A Fluorescence In Situ Hybridization System for Karyotyping Soybean

Authors: FINDLEY, SETH - University Of Missouri; Cannon, Steven; VARALA, KRANTHI - University Of Missouri; DU, JIANCHANG - Purdue University; MA, JIANXIN - Purdue University; HUDSON, MATTHEW - University Of Illinois; BIRCHLER, JAMES - University Of Missouri; STACEY, GARY - University Of Missouri

Submitted to: Genetics
Publication Type: Peer Reviewed Journal
Publication Acceptance Date: 4/4/2010
Publication Date: 7/1/2010
Citation: Findley, S.D., Cannon, S.B., Varala, K., Du, J., Ma, J., Hudson, M.E., Birchler, J., Stacey, G. 2010. A Fluorescence In Situ Hybridization System for Karyotyping Soybean. Genetics. 185:727-744.

Interpretive Summary: The chromosomes of a plant cell, which contain all the information needed to generate the whole plant, can be seen under a microscope. For many applications in genetic research, important chromosomal features or genetic abnormalities can be seen directly under a microscope if the individual chromosomes can be identified. However, in many organisms, including soybean, the chromosomes are small and difficult to distinguish. This paper describes a protocol that applies fluorescent labels to uniquely identify the 20 chromosomes of soybean. The paper also reports breakages and rearrangements of several chromosomes in comparison with a wild soybean variety. These techniques and findings are important because they provide a method to soybean researchers to directly study soybean chromosomes, and to visually identify chromosomal abnormalities that may prevent fertile crosses between some soybean varieties.

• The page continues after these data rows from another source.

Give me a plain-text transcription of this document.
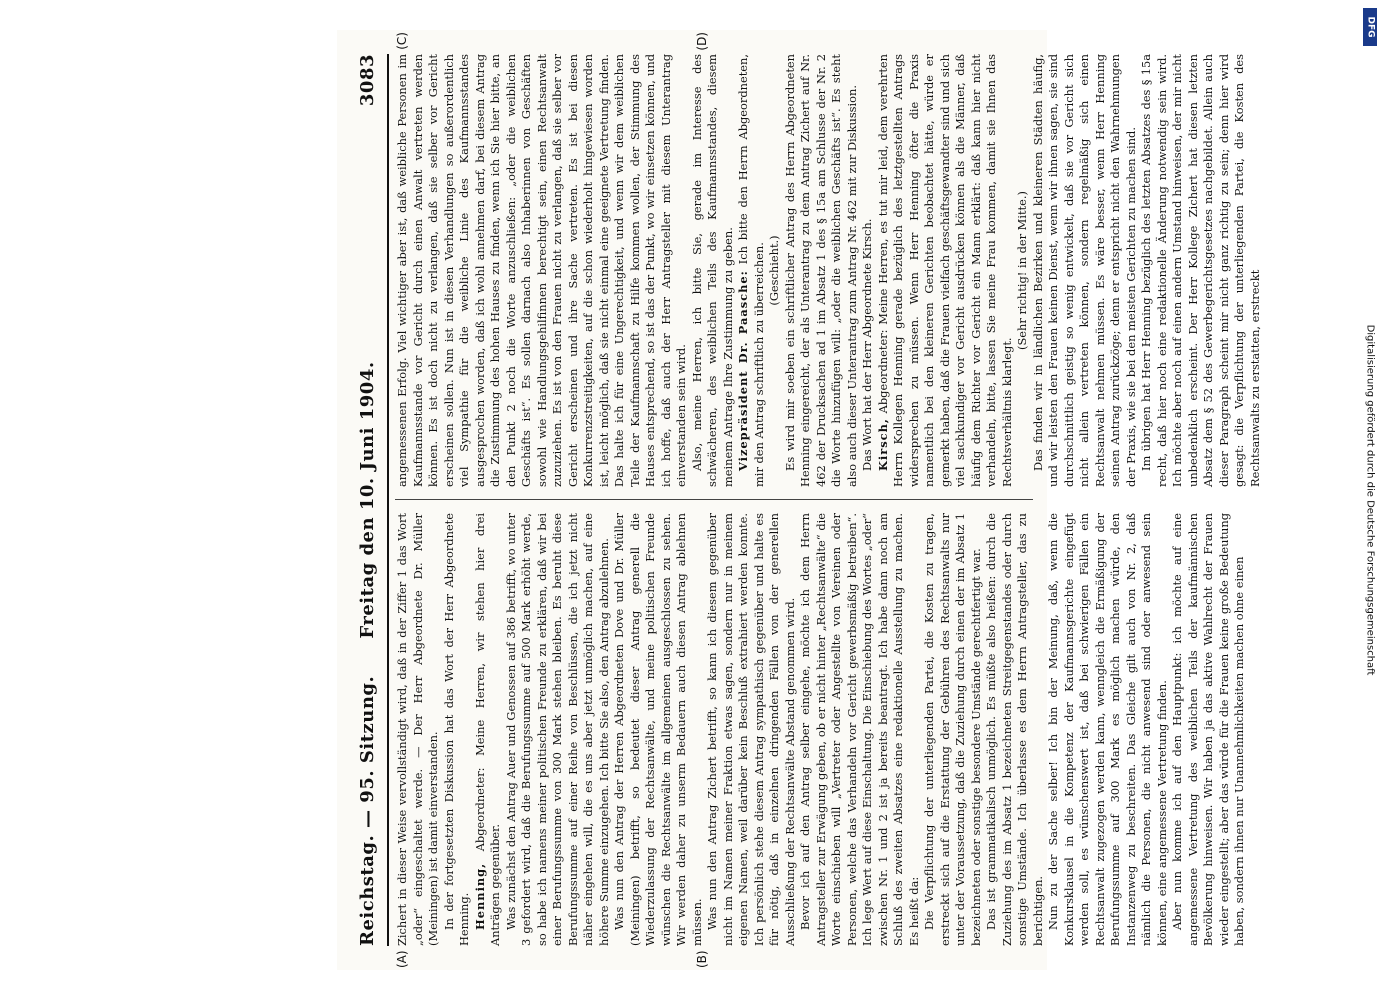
DFG
Digitalisierung gefördert durch die Deutsche Forschungsgemeinschaft
Reichstag. — 95. Sitzung.
Freitag den 10. Juni 1904.
3083
(A)	(B)
(C)	(D)

Zichert in dieser Weise vervollständigt wird, daß in der Ziffer 1 das Wort „oder“ eingeschaltet werde. — Der Herr Abgeordnete Dr. Müller (Meiningen) ist damit einverstanden. In der fortgesetzten Diskussion hat das Wort der Herr Abgeordnete Henning. Henning, Abgeordneter: Meine Herren, wir stehen hier drei Anträgen gegenüber. Was zunächst den Antrag Auer und Genossen auf 386 betrifft, wo unter 3 gefordert wird, daß die Berufungssumme auf 500 Mark erhöht werde, so habe ich namens meiner politischen Freunde zu erklären, daß wir bei einer Berufungssumme von 300 Mark stehen bleiben. Es beruht diese Berufungssumme auf einer Reihe von Beschlüssen, die ich jetzt nicht näher eingehen will, die es uns aber jetzt unmöglich machen, auf eine höhere Summe einzugehen. Ich bitte Sie also, den Antrag abzulehnen. Was nun den Antrag der Herren Abgeordneten Dove und Dr. Müller (Meiningen) betrifft, so bedeutet dieser Antrag generell die Wiederzulassung der Rechtsanwälte, und meine politischen Freunde wünschen die Rechtsanwälte im allgemeinen ausgeschlossen zu sehen. Wir werden daher zu unserm Bedauern auch diesen Antrag ablehnen müssen. Was nun den Antrag Zichert betrifft, so kann ich diesem gegenüber nicht im Namen meiner Fraktion etwas sagen, sondern nur in meinem eigenen Namen, weil darüber kein Beschluß extrahiert werden konnte. Ich persönlich stehe diesem Antrag sympathisch gegenüber und halte es für nötig, daß in einzelnen dringenden Fällen von der generellen Ausschließung der Rechtsanwälte Abstand genommen wird. Bevor ich auf den Antrag selber eingehe, möchte ich dem Herrn Antragsteller zur Erwägung geben, ob er nicht hinter „Rechtsanwälte“ die Worte einschieben will „Vertreter oder Angestellte von Vereinen oder Personen, welche das Verhandeln vor Gericht gewerbsmäßig betreiben“. Ich lege Wert auf diese Einschaltung. Die Einschiebung des Wortes „oder“ zwischen Nr. 1 und 2 ist ja bereits beantragt. Ich habe dann noch am Schluß des zweiten Absatzes eine redaktionelle Ausstellung zu machen. Es heißt da: Die Verpflichtung der unterliegenden Partei, die Kosten zu tragen, erstreckt sich auf die Erstattung der Gebühren des Rechtsanwalts nur unter der Voraussetzung, daß die Zuziehung durch einen der im Absatz 1 bezeichneten oder sonstige besondere Umstände gerechtfertigt war. Das ist grammatikalisch unmöglich. Es müßte also heißen: durch die Zuziehung des im Absatz 1 bezeichneten Streitgegenstandes oder durch sonstige Umstände. Ich überlasse es dem Herrn Antragsteller, das zu berichtigen. Nun zu der Sache selber! Ich bin der Meinung, daß, wenn die Konkursklausel in die Kompetenz der Kaufmannsgerichte eingefügt werden soll, es wünschenswert ist, daß bei schwierigen Fällen ein Rechtsanwalt zugezogen werden kann, wenngleich die Ermäßigung der Berufungssumme auf 300 Mark es möglich machen würde, den Instanzenweg zu beschreiten. Das Gleiche gilt auch von Nr. 2, daß nämlich die Personen, die nicht anwesend sind oder anwesend sein können, eine angemessene Vertretung finden. Aber nun komme ich auf den Hauptpunkt: ich möchte auf eine angemessene Vertretung des weiblichen Teils der kaufmännischen Bevölkerung hinweisen. Wir haben ja das aktive Wahlrecht der Frauen wieder eingestellt; aber das würde für die Frauen keine große Bedeutung haben, sondern ihnen nur Unannehmlichkeiten machen ohne einen

angemessenen Erfolg. Viel wichtiger aber ist, daß weibliche Personen im Kaufmannsstande vor Gericht durch einen Anwalt vertreten werden können. Es ist doch nicht zu verlangen, daß sie selber vor Gericht erscheinen sollen. Nun ist in diesen Verhandlungen so außerordentlich viel Sympathie für die weibliche Linie des Kaufmannsstandes ausgesprochen worden, daß ich wohl annehmen darf, bei diesem Antrag die Zustimmung des hohen Hauses zu finden, wenn ich Sie hier bitte, an den Punkt 2 noch die Worte anzuschließen: „oder die weiblichen Geschäfts ist“. Es sollen darnach also Inhaberinnen von Geschäften sowohl wie Handlungsgehilfinnen berechtigt sein, einen Rechtsanwalt zuzuziehen. Es ist von den Frauen nicht zu verlangen, daß sie selber vor Gericht erscheinen und ihre Sache vertreten. Es ist bei diesen Konkurrenzstreitigkeiten, auf die schon wiederholt hingewiesen worden ist, leicht möglich, daß sie nicht einmal eine geeignete Vertretung finden. Das halte ich für eine Ungerechtigkeit, und wenn wir dem weiblichen Teile der Kaufmannschaft zu Hilfe kommen wollen, der Stimmung des Hauses entsprechend, so ist das der Punkt, wo wir einsetzen können, und ich hoffe, daß auch der Herr Antragsteller mit diesem Unterantrag einverstanden sein wird. Also, meine Herren, ich bitte Sie, gerade im Interesse des schwächeren, des weiblichen Teils des Kaufmannsstandes, diesem meinem Antrage Ihre Zustimmung zu geben. Vizepräsident Dr. Paasche: Ich bitte den Herrn Abgeordneten, mir den Antrag schriftlich zu überreichen. (Geschieht.) Es wird mir soeben ein schriftlicher Antrag des Herrn Abgeordneten Henning eingereicht, der als Unterantrag zu dem Antrag Zichert auf Nr. 462 der Drucksachen ad 1 im Absatz 1 des § 15a am Schlusse der Nr. 2 die Worte hinzufügen will: „oder die weiblichen Geschäfts ist“. Es steht also auch dieser Unterantrag zum Antrag Nr. 462 mit zur Diskussion. Das Wort hat der Herr Abgeordnete Kirsch. Kirsch, Abgeordneter: Meine Herren, es tut mir leid, dem verehrten Herrn Kollegen Henning gerade bezüglich des letztgestellten Antrags widersprechen zu müssen. Wenn Herr Henning öfter die Praxis namentlich bei den kleineren Gerichten beobachtet hätte, würde er gemerkt haben, daß die Frauen vielfach geschäftsgewandter sind und sich viel sachkundiger vor Gericht ausdrücken können als die Männer, daß häufig dem Richter vor Gericht ein Mann erklärt: daß kann hier nicht verhandeln, bitte, lassen Sie meine Frau kommen, damit sie Ihnen das Rechtsverhältnis klarlegt.

(Sehr richtig! in der Mitte.) Das finden wir in ländlichen Bezirken und kleineren Städten häufig, und wir leisten den Frauen keinen Dienst, wenn wir ihnen sagen, sie sind durchschnittlich geistig so wenig entwickelt, daß sie vor Gericht sich nicht allein vertreten können, sondern regelmäßig sich einen Rechtsanwalt nehmen müssen. Es wäre besser, wenn Herr Henning seinen Antrag zurückzöge; denn er entspricht nicht den Wahrnehmungen der Praxis, wie sie bei den meisten Gerichten zu machen sind. Im übrigen hat Herr Henning bezüglich des letzten Absatzes des § 15a recht, daß hier noch eine redaktionelle Änderung notwendig sein wird. Ich möchte aber noch auf einen andern Umstand hinweisen, der mir nicht unbedenklich erscheint. Der Herr Kollege Zichert hat diesen letzten Absatz dem § 52 des Gewerbegerichtsgesetzes nachgebildet. Allein auch dieser Paragraph scheint mir nicht ganz richtig zu sein; denn hier wird gesagt: die Verpflichtung der unterliegenden Partei, die Kosten des Rechtsanwalts zu erstatten, erstreckt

Technical Abstract: The development of a universal soybean (Glycine max [L.] Merr.) cytogenetic map that associates classical genetic linkage groups, molecular linkage groups and a sequence-based physical map with the karyotype has been impeded due to the soybean chromosomes themselves, which are tiny and morphologically homogeneous. To overcome this obstacle, we screened soybean repetitive DNA to develop a cocktail of fluorescent in situ hybridization probes that could differentially label mitotic chromosomes in root tip preparations. We used genetically-anchored BAC clones both to identify individual chromosomes in metaphase spreads and to complete a FISH-based karyotyping cocktail that permitted simultaneous identification of all 20 chromosome pairs. We applied these karyotyping tools to wild soybean, Glycine soja Sieb. and Zucc., which represents a large gene pool of potentially agronomically valuable traits. These studies led to the identification and characterization of a reciprocal chromosome translocation between chromosomes 11 and 13 in two accessions of wild soybean. The data confirm that this translocation is widespread in G. soja accessions and likely accounts for the semi-sterility found in G. soja by G. max crosses.